Cryptococcal meningitis remains a significant opportunistic infection in HIV-infected individuals worldwide, despite availability of antiretroviral therapies in developed nations. Current therapy with amphotericin B is difficult to administer and only partially effective. Mechanisms of cryptococcal neuropathogenesis are still not clearly defined. In the present study, we used a C57Bl/6 mouse model with intravenous inoculation of three isogenic strains of Cryptococcus neoformans: H99, Cap59, and Pkr1-33. These strains differ in their capsule production and are normocapsular, hypocapsular, and hypercapsular, respectively. We studied the role of capsule in the morbidity and mortality of our host animal.
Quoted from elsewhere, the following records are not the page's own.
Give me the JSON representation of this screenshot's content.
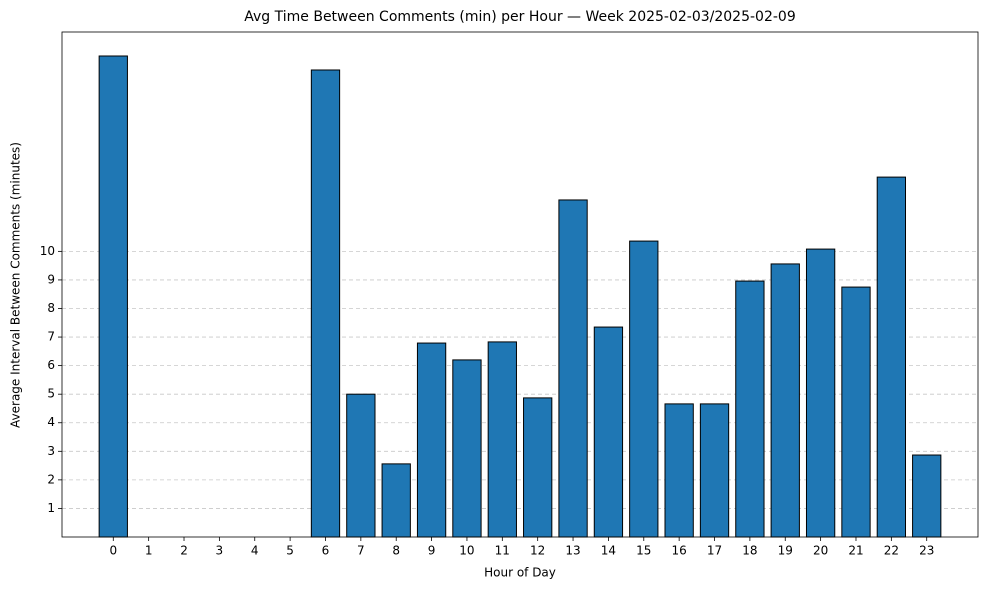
{
  "chart_data": {
    "type": "bar",
    "title": "Avg Time Between Comments (min) per Hour — Week 2025-02-03/2025-02-09",
    "x_label": "Hour of Day",
    "y_label": "Average Interval Between Comments (minutes)",
    "categories": [
      "0",
      "1",
      "2",
      "3",
      "4",
      "5",
      "6",
      "7",
      "8",
      "9",
      "10",
      "11",
      "12",
      "13",
      "14",
      "15",
      "16",
      "17",
      "18",
      "19",
      "20",
      "21",
      "22",
      "23"
    ],
    "values": [
      16.84,
      0,
      0,
      0,
      0,
      0,
      16.35,
      5.0,
      2.56,
      6.79,
      6.2,
      6.83,
      4.87,
      11.8,
      7.35,
      10.36,
      4.66,
      4.66,
      8.96,
      9.56,
      10.08,
      8.75,
      12.6,
      2.87
    ],
    "color": "#1f77b4",
    "ylim": [
      0,
      17.68
    ],
    "yticks": [
      1,
      2,
      3,
      4,
      5,
      6,
      7,
      8,
      9,
      10
    ],
    "grid": true
  }
}
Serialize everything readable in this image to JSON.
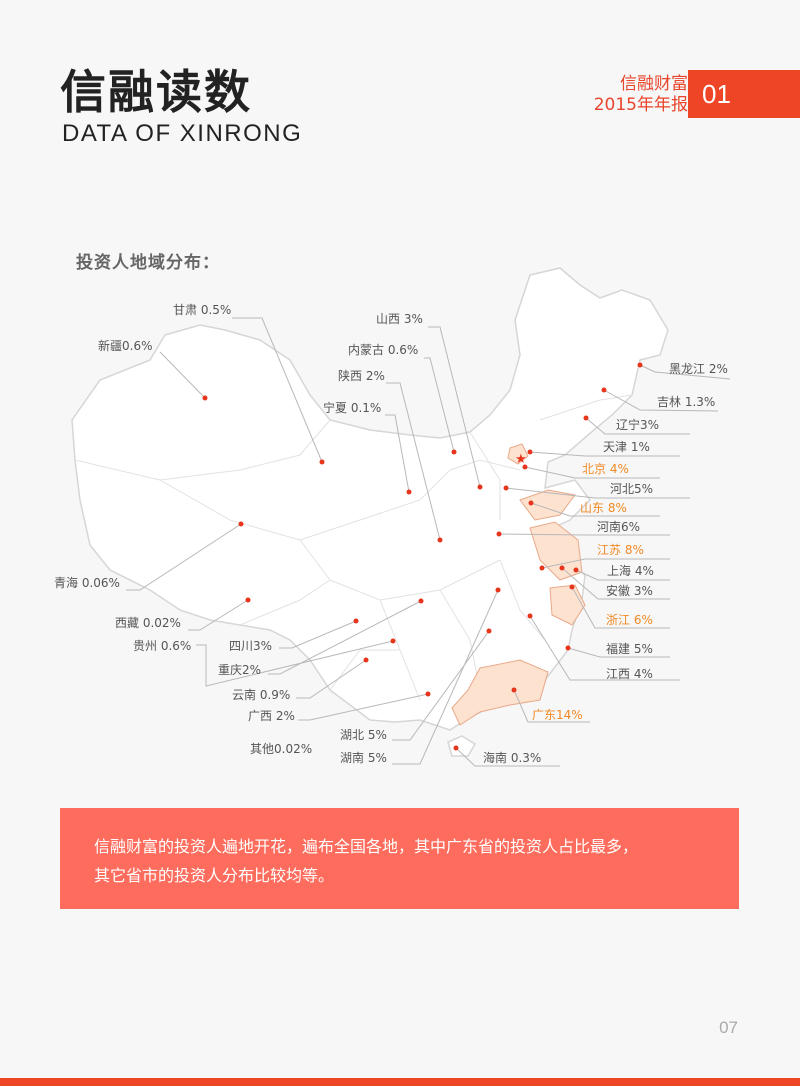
{
  "header": {
    "title_cn": "信融读数",
    "title_en": "DATA OF XINRONG",
    "brand_line1": "信融财富",
    "brand_line2": "2015年年报",
    "section_number": "01"
  },
  "section_label": "投资人地域分布：",
  "map": {
    "highlight_color": "#f08a25",
    "dot_color": "#e6351c",
    "regions": [
      {
        "id": "gansu",
        "label": "甘肃 0.5%",
        "highlight": false
      },
      {
        "id": "xinjiang",
        "label": "新疆0.6%",
        "highlight": false
      },
      {
        "id": "shanxi",
        "label": "山西 3%",
        "highlight": false
      },
      {
        "id": "neimenggu",
        "label": "内蒙古 0.6%",
        "highlight": false
      },
      {
        "id": "shaanxi",
        "label": "陕西 2%",
        "highlight": false
      },
      {
        "id": "ningxia",
        "label": "宁夏 0.1%",
        "highlight": false
      },
      {
        "id": "heilongjiang",
        "label": "黑龙江 2%",
        "highlight": false
      },
      {
        "id": "jilin",
        "label": "吉林 1.3%",
        "highlight": false
      },
      {
        "id": "liaoning",
        "label": "辽宁3%",
        "highlight": false
      },
      {
        "id": "tianjin",
        "label": "天津 1%",
        "highlight": false
      },
      {
        "id": "beijing",
        "label": "北京 4%",
        "highlight": true
      },
      {
        "id": "hebei",
        "label": "河北5%",
        "highlight": false
      },
      {
        "id": "shandong",
        "label": "山东 8%",
        "highlight": true
      },
      {
        "id": "henan",
        "label": "河南6%",
        "highlight": false
      },
      {
        "id": "jiangsu",
        "label": "江苏 8%",
        "highlight": true
      },
      {
        "id": "shanghai",
        "label": "上海 4%",
        "highlight": false
      },
      {
        "id": "anhui",
        "label": "安徽 3%",
        "highlight": false
      },
      {
        "id": "zhejiang",
        "label": "浙江 6%",
        "highlight": true
      },
      {
        "id": "fujian",
        "label": "福建 5%",
        "highlight": false
      },
      {
        "id": "jiangxi",
        "label": "江西 4%",
        "highlight": false
      },
      {
        "id": "guangdong",
        "label": "广东14%",
        "highlight": true
      },
      {
        "id": "hainan",
        "label": "海南 0.3%",
        "highlight": false
      },
      {
        "id": "qinghai",
        "label": "青海 0.06%",
        "highlight": false
      },
      {
        "id": "xizang",
        "label": "西藏 0.02%",
        "highlight": false
      },
      {
        "id": "guizhou",
        "label": "贵州 0.6%",
        "highlight": false
      },
      {
        "id": "sichuan",
        "label": "四川3%",
        "highlight": false
      },
      {
        "id": "chongqing",
        "label": "重庆2%",
        "highlight": false
      },
      {
        "id": "yunnan",
        "label": "云南 0.9%",
        "highlight": false
      },
      {
        "id": "guangxi",
        "label": "广西 2%",
        "highlight": false
      },
      {
        "id": "qita",
        "label": "其他0.02%",
        "highlight": false
      },
      {
        "id": "hubei",
        "label": "湖北 5%",
        "highlight": false
      },
      {
        "id": "hunan",
        "label": "湖南 5%",
        "highlight": false
      }
    ]
  },
  "summary": {
    "line1": "信融财富的投资人遍地开花，遍布全国各地，其中广东省的投资人占比最多，",
    "line2": "其它省市的投资人分布比较均等。"
  },
  "page_number": "07"
}
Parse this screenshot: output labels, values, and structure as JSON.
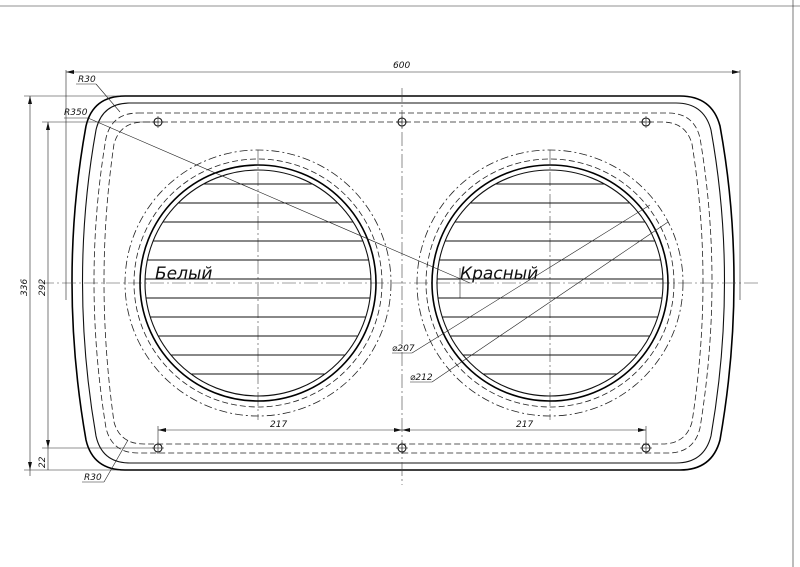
{
  "dimensions": {
    "overall_width": "600",
    "overall_height": "336",
    "inner_height": "292",
    "bottom_offset": "22",
    "hole_spacing_left": "217",
    "hole_spacing_right": "217",
    "corner_radius_top": "R30",
    "corner_radius_bottom": "R30",
    "side_arc_radius": "R350",
    "grille_diameter": "⌀207",
    "outer_diameter": "⌀212"
  },
  "labels": {
    "left_grille": "Белый",
    "right_grille": "Красный"
  }
}
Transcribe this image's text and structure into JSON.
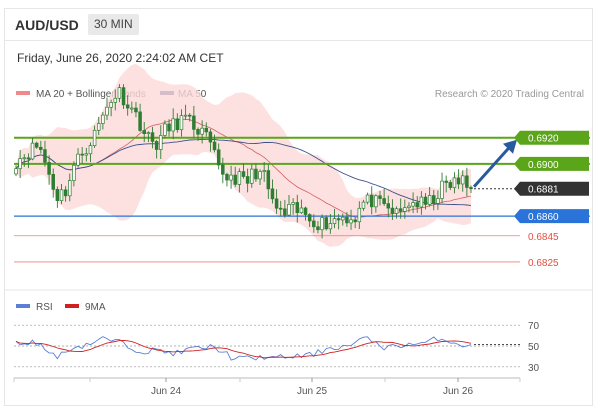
{
  "header": {
    "symbol": "AUD/USD",
    "interval": "30 MIN"
  },
  "timestamp": "Friday, June 26, 2020 2:24:02 AM CET",
  "legend": {
    "bollinger": "MA 20 + Bollinger Bands",
    "ma50": "MA 50",
    "credit": "Research © 2020 Trading Central"
  },
  "colors": {
    "bollinger": "#f08a8a",
    "band_fill": "#fcd9d9",
    "ma20": "#d46060",
    "ma50": "#3b4f8a",
    "resistance": "#5aa51a",
    "support_blue": "#2a73d9",
    "support_red": "#e74c3c",
    "candle": "#2e7d32",
    "arrow": "#2a5a9e",
    "last": "#333333",
    "rsi": "#5b7fd4",
    "rsi_ma": "#d02020"
  },
  "chart_data": [
    {
      "type": "candlestick",
      "title": "AUD/USD 30 MIN",
      "ylim": [
        0.6815,
        0.6945
      ],
      "x_tick_labels": [
        "Jun 24",
        "Jun 25",
        "Jun 26"
      ],
      "overlays": [
        "MA 20 + Bollinger Bands",
        "MA 50"
      ],
      "price_levels": [
        {
          "value": 0.692,
          "label": "0.6920",
          "kind": "resistance"
        },
        {
          "value": 0.69,
          "label": "0.6900",
          "kind": "resistance"
        },
        {
          "value": 0.6881,
          "label": "0.6881",
          "kind": "last"
        },
        {
          "value": 0.686,
          "label": "0.6860",
          "kind": "support_blue"
        },
        {
          "value": 0.6845,
          "label": "0.6845",
          "kind": "support_red"
        },
        {
          "value": 0.6825,
          "label": "0.6825",
          "kind": "support_red"
        }
      ],
      "anchors": [
        0.69,
        0.6905,
        0.691,
        0.6915,
        0.6895,
        0.6875,
        0.688,
        0.69,
        0.691,
        0.692,
        0.6935,
        0.695,
        0.6955,
        0.6945,
        0.6935,
        0.692,
        0.6915,
        0.6925,
        0.693,
        0.6935,
        0.693,
        0.6925,
        0.6915,
        0.6895,
        0.689,
        0.689,
        0.6885,
        0.6895,
        0.689,
        0.687,
        0.686,
        0.6865,
        0.6863,
        0.686,
        0.6855,
        0.6855,
        0.6858,
        0.686,
        0.6858,
        0.687,
        0.6872,
        0.6867,
        0.6865,
        0.686,
        0.687,
        0.687,
        0.6868,
        0.6875,
        0.6883,
        0.6885,
        0.6887,
        0.6878
      ]
    },
    {
      "type": "line",
      "title": "RSI",
      "series": [
        {
          "name": "RSI"
        },
        {
          "name": "9MA"
        }
      ],
      "ylim": [
        25,
        75
      ],
      "y_ticks": [
        70,
        50,
        30
      ],
      "anchors": [
        52,
        54,
        53,
        44,
        40,
        48,
        50,
        53,
        57,
        55,
        52,
        47,
        45,
        46,
        44,
        43,
        47,
        48,
        49,
        46,
        38,
        38,
        38,
        40,
        38,
        40,
        40,
        41,
        44,
        49,
        49,
        51,
        57,
        55,
        49,
        49,
        52,
        52,
        53,
        58,
        55,
        52,
        49
      ]
    }
  ]
}
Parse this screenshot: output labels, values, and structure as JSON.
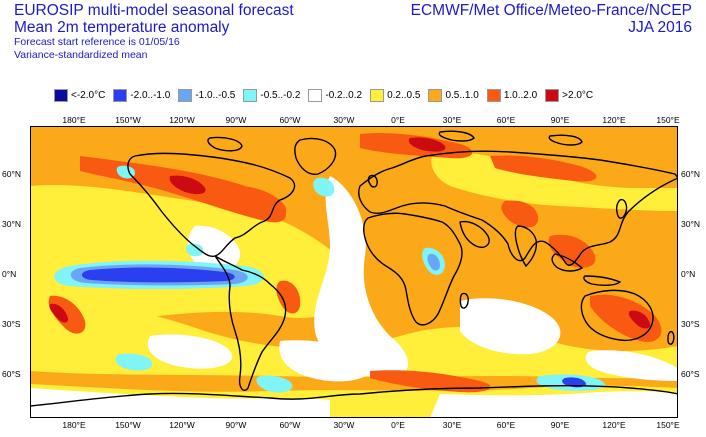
{
  "header": {
    "title_line1": "EUROSIP multi-model seasonal forecast",
    "title_line2": "Mean 2m temperature anomaly",
    "forecast_ref": "Forecast start reference is 01/05/16",
    "method": "Variance-standardized mean",
    "centres": "ECMWF/Met Office/Meteo-France/NCEP",
    "season": "JJA 2016"
  },
  "legend": [
    {
      "label": "<-2.0°C",
      "color": "#0a0a9c"
    },
    {
      "label": "-2.0..-1.0",
      "color": "#2a3ff0"
    },
    {
      "label": "-1.0..-0.5",
      "color": "#6aa6f5"
    },
    {
      "label": "-0.5..-0.2",
      "color": "#7ff5f7"
    },
    {
      "label": "-0.2..0.2",
      "color": "#ffffff"
    },
    {
      "label": "0.2..0.5",
      "color": "#ffee3a"
    },
    {
      "label": "0.5..1.0",
      "color": "#fca919"
    },
    {
      "label": "1.0..2.0",
      "color": "#f75a10"
    },
    {
      "label": ">2.0°C",
      "color": "#cc0a12"
    }
  ],
  "axes": {
    "lon_top": [
      "180°E",
      "150°W",
      "120°W",
      "90°W",
      "60°W",
      "30°W",
      "0°E",
      "30°E",
      "60°E",
      "90°E",
      "120°E",
      "150°E"
    ],
    "lon_bottom": [
      "180°E",
      "150°W",
      "120°W",
      "90°W",
      "60°W",
      "30°W",
      "0°E",
      "30°E",
      "60°E",
      "90°E",
      "120°E",
      "150°E"
    ],
    "lat_left": [
      "60°N",
      "30°N",
      "0°N",
      "30°S",
      "60°S"
    ],
    "lat_right": [
      "60°N",
      "30°N",
      "0°N",
      "30°S",
      "60°S"
    ]
  }
}
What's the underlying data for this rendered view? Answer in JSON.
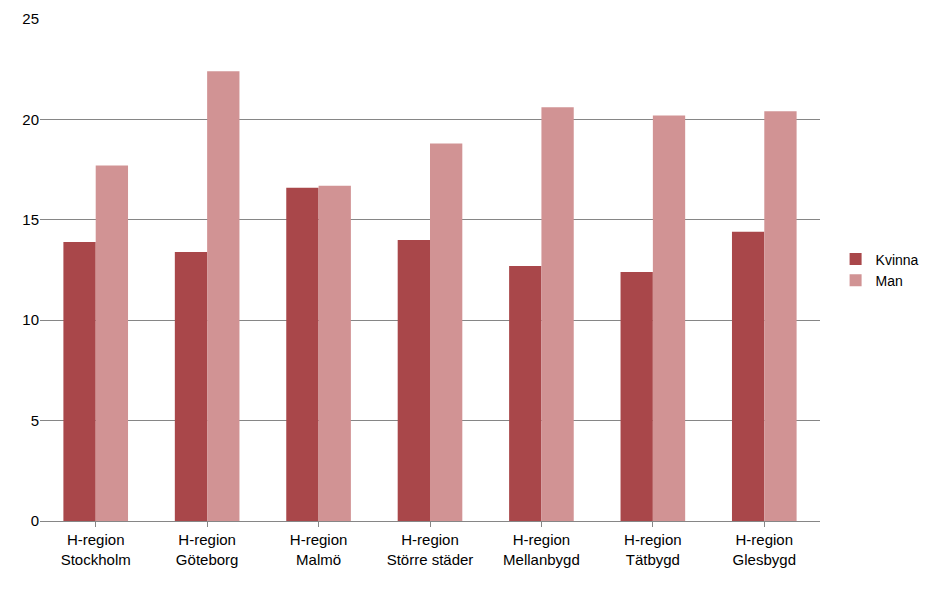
{
  "chart_data": {
    "type": "bar",
    "categories": [
      "H-region Stockholm",
      "H-region Göteborg",
      "H-region Malmö",
      "H-region Större städer",
      "H-region Mellanbygd",
      "H-region Tätbygd",
      "H-region Glesbygd"
    ],
    "series": [
      {
        "name": "Kvinna",
        "color": "#a9474a",
        "values": [
          13.9,
          13.4,
          16.6,
          14.0,
          12.7,
          12.4,
          14.4
        ]
      },
      {
        "name": "Man",
        "color": "#d19394",
        "values": [
          17.7,
          22.4,
          16.7,
          18.8,
          20.6,
          20.2,
          20.4
        ]
      }
    ],
    "ylim": [
      0,
      25
    ],
    "yticks": [
      0,
      5,
      10,
      15,
      20,
      25
    ],
    "grid": true,
    "legend": "right"
  }
}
Surprisingly, we found that the hypercapsular strain was least virulent while the strains that produced less capsule were more virulent and had higher concentrations of organism in the brain. These results suggest that neurovirulence is related to total capsule volume and rate of capsule accumulation in the brain, rather than the amount of capsule produced per organism. Therapies which decrease central nervous system dissemination and inhibit replication rates in the brain may be more effective than therapies which target capsule production.